Optimized Tradeoffs for Private Prediction with Majority Ensembling
Shuli Jiang, Qiuyi, Zhang, Gauri Joshi
TL;DR
The Data-dependent Randomized Response Majority algorithm is introduced, parameterized by a data-dependent noise function $\gamma$, and enables efficient utility optimization over the class of all private algorithms, encompassing those standard methods.
Abstract
We study a classical problem in private prediction, the problem of computing an $(mε, δ)$-differentially private majority of $K$ $(ε, Δ)$-differentially private algorithms for $1 \leq m \leq K$ and $1 > δ\geq Δ\geq 0$. Standard methods such as subsampling or randomized response are widely used, but do they provide optimal privacy-utility tradeoffs? To answer this, we introduce the Data-dependent Randomized Response Majority (DaRRM) algorithm.
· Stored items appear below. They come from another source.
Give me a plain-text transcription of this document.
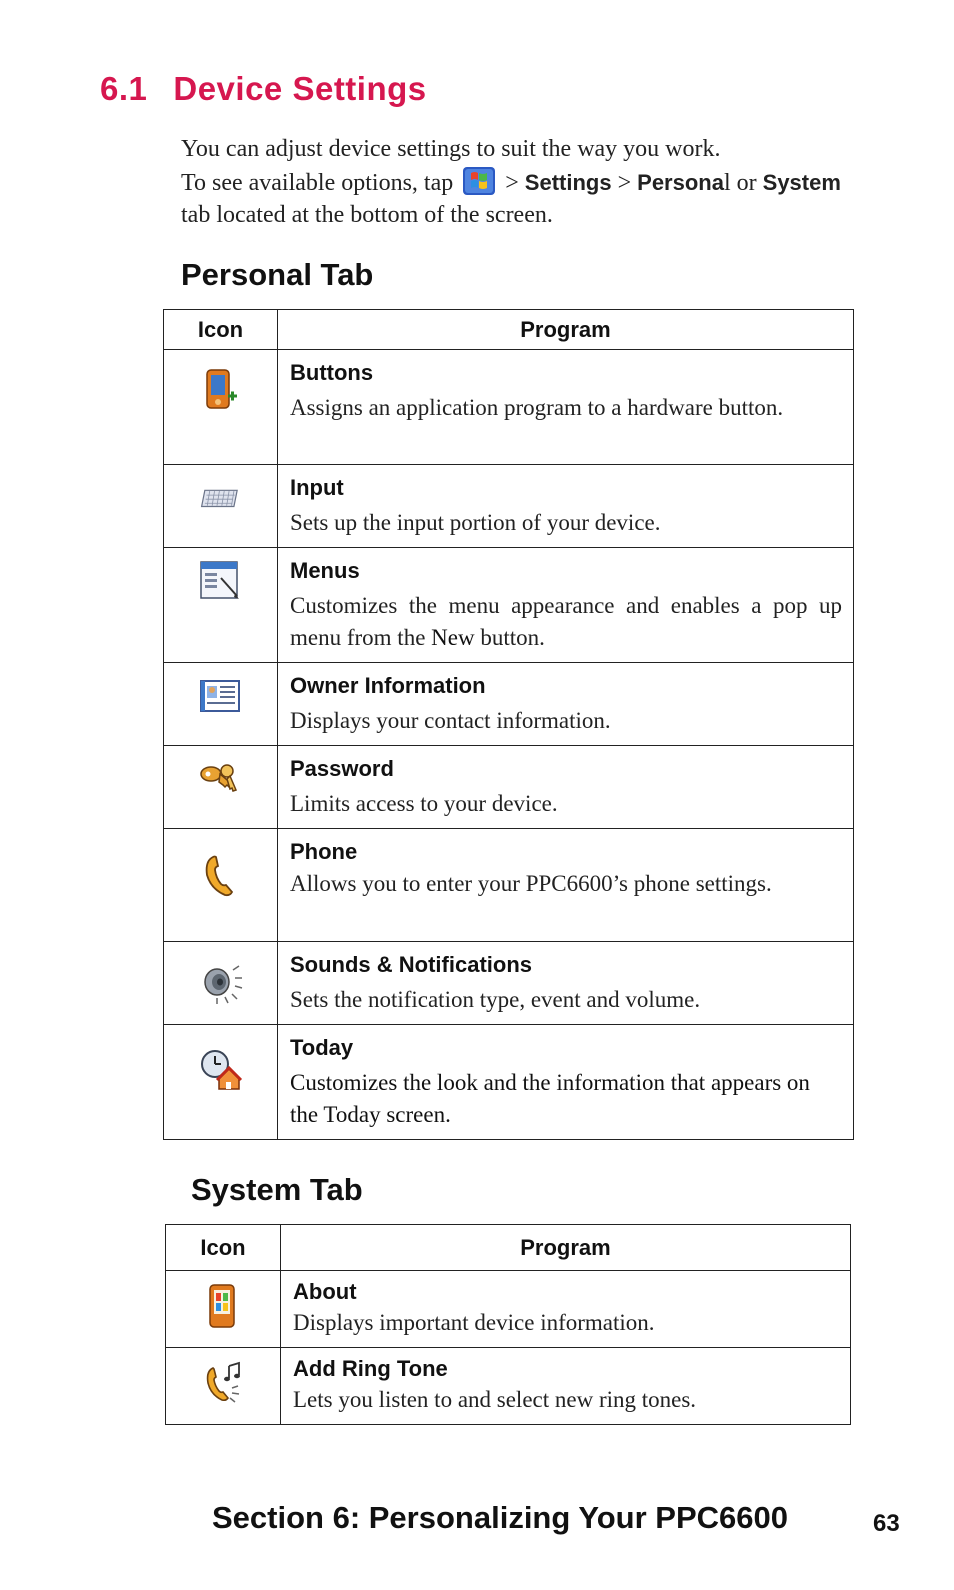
6.1 Device Settings
You can adjust device settings to suit the way you work.
To see available options, tap  > Settings > Personal or System
tab located at the bottom of the screen.
Personal Tab
Icon	Program

Buttons
Assigns an application program to a hardware button.

Input
Sets up the input portion of your device.

Menus
Customizes the menu appearance and enables a pop up menu from the New button.

Owner Information
Displays your contact information.

Password
Limits access to your device.

Phone
Allows you to enter your PPC6600’s phone settings.

Sounds & Notifications
Sets the notification type, event and volume.

Today
Customizes the look and the information that appears on the Today screen.
System Tab
Icon	Program

About
Displays important device information.

Add Ring Tone
Lets you listen to and select new ring tones.
Section 6: Personalizing Your PPC6600	63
It is parameterized by a data-dependent noise function $γ$, and enables efficient utility optimization over the class of all private algorithms, encompassing those standard methods. We show that maximizing the utility of an $(mε, δ)$-private majority algorithm can be computed tractably through an optimization problem for any $m \leq K$ by a novel structural result that reduces the infinitely many privacy constraints into a polynomial set. In some settings, we show that DaRRM provably enjoys a privacy gain of a factor of 2 over common baselines, with fixed utility. Lastly, we demonstrate the strong empirical effectiveness of our first-of-its-kind privacy-constrained utility optimization for ensembling labels for private prediction from private teachers in image classification. Notably, our DaRRM framework with an optimized $γ$ exhibits substantial utility gains when compared against several baselines.